Abstract

Injection of CO2 into shale gas reservoir has gained great interest due to its potential for both enhanced gas recovery and permanent CO2 sequestration. It is revealed that the heterogeneous shale rock is comprised of organic matter (kerogen) and inorganic matter (including clay, quartz, pyrite etc.) and kerogen is a dispersed phase. The distinct physio-chemical properties between organic and inorganic matter that reflect in the matrix permeability, pore size, wettability and gas occurring status, lead to different gas transport and flow performance in porous media. However, most previous studies built up the simulation models by using one continuum in shale matrix without distinguishing organic and inorganic matter, which may lead to inaccurate evaluation of CO2 injection performance. In this work, the shale matrix is subdivided into organic matrix and inorganic matrix with their unique characteristics. The organic matrix is dispersed and embedded in the inorganic matrix. The inorganic matrix is directly connected to the hydraulic/natural fractures that created explicitly by embedded discrete fracture model.
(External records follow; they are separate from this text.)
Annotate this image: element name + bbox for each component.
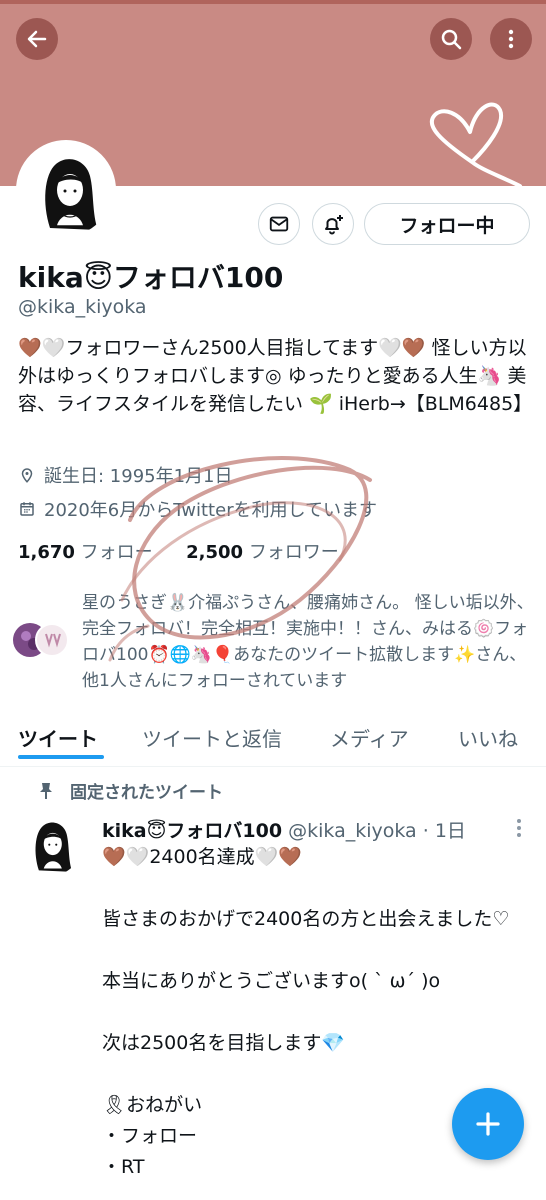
mail-icon: [269, 216, 289, 232]
birthday-row: 誕生日: 1995年1月1日: [18, 462, 233, 488]
profile-bio: 🤎🤍フォロワーさん2500人目指してます🤍🤎 怪しい方以外はゆっくりフォロバしま…: [18, 337, 533, 415]
following-link[interactable]: 1,670 フォロー: [18, 542, 153, 563]
tweet-author-handle[interactable]: @kika_kiyoka: [288, 820, 417, 842]
followers-link[interactable]: 2,500 フォロワー: [186, 542, 339, 563]
location-pin-icon: [21, 468, 33, 483]
mutual-followers-avatars[interactable]: [12, 620, 74, 660]
tab-media[interactable]: メディア: [330, 708, 409, 766]
pinned-label: 固定されたツイート: [70, 783, 223, 803]
tweet-avatar-illustration: [18, 812, 82, 876]
follow-counts: 1,670 フォロー 2,500 フォロワー: [18, 538, 339, 564]
pinned-tweet-header: 固定されたツイート: [40, 778, 223, 803]
pin-icon: [40, 782, 52, 799]
message-button[interactable]: [258, 203, 300, 245]
tab-likes[interactable]: いいね: [458, 708, 518, 766]
joined-row: 2020年6月からTwitterを利用しています: [18, 496, 377, 522]
followers-count: 2,500: [186, 542, 244, 563]
back-button[interactable]: [16, 18, 58, 60]
followers-label: フォロワー: [248, 542, 339, 563]
tab-tweets-and-replies[interactable]: ツイートと返信: [142, 708, 282, 766]
mutual-avatar-images: [13, 623, 69, 657]
arrow-left-icon: [27, 30, 47, 48]
notify-button[interactable]: [312, 203, 354, 245]
following-label: フォロー: [80, 542, 153, 563]
birthday-text: 誕生日: 1995年1月1日: [44, 466, 233, 487]
heart-doodle: [429, 102, 522, 188]
more-button[interactable]: [490, 18, 532, 60]
search-button[interactable]: [430, 18, 472, 60]
avatar-illustration: [20, 144, 112, 236]
user-handle: @kika_kiyoka: [18, 296, 147, 318]
search-icon: [441, 29, 462, 50]
plus-icon: [476, 1112, 500, 1136]
compose-tweet-button[interactable]: [452, 1088, 524, 1160]
tweet-author-name[interactable]: kika😇フォロバ100: [102, 820, 282, 842]
tweet-header: kika😇フォロバ100 @kika_kiyoka · 1日: [102, 816, 466, 843]
calendar-icon: [20, 502, 34, 516]
active-tab-indicator: [18, 755, 104, 759]
joined-text: 2020年6月からTwitterを利用しています: [44, 500, 378, 521]
tweet-author-avatar[interactable]: [18, 812, 82, 876]
followers-you-know-text[interactable]: 星のうさぎ🐰介福ぷうさん、腰痛姉さん。 怪しい垢以外、完全フォロバ！完全相互！実…: [82, 590, 534, 694]
tweet-more-icon[interactable]: [512, 816, 526, 840]
following-count: 1,670: [18, 542, 75, 563]
following-button[interactable]: フォロー中: [364, 203, 530, 245]
display-name: kika😇フォロバ100: [18, 261, 284, 294]
bell-plus-icon: [325, 215, 343, 235]
status-strip: [0, 0, 546, 4]
more-vertical-icon: [508, 29, 514, 49]
profile-avatar[interactable]: [16, 140, 116, 240]
tweet-time[interactable]: · 1日: [423, 820, 466, 842]
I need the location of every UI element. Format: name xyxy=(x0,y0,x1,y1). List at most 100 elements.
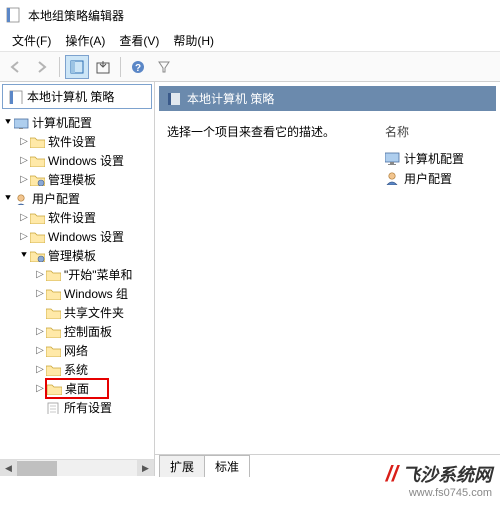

Both huff-n-puff and gas flooding schemes in shale gas reservoir are examined. The simulation results indicate that the CO2 storage capacity of shale reservoir is significantly reduced if dispersed distribution of kerogen is considered. Most of injected CO2 enters inorganic pores while limited amount of CO2 can contact the kerogen due to the low flow conductivity between organic and inorganic matrix. The CO2 in inorganic pores will be quickly reproduced without replacing adsorbed methane in kerogen. Sensitivity tests show that total organic carbon and injection rate have trivial effects on the efficiency of CO2 injection while gas diffusion is a key factor for evaluation.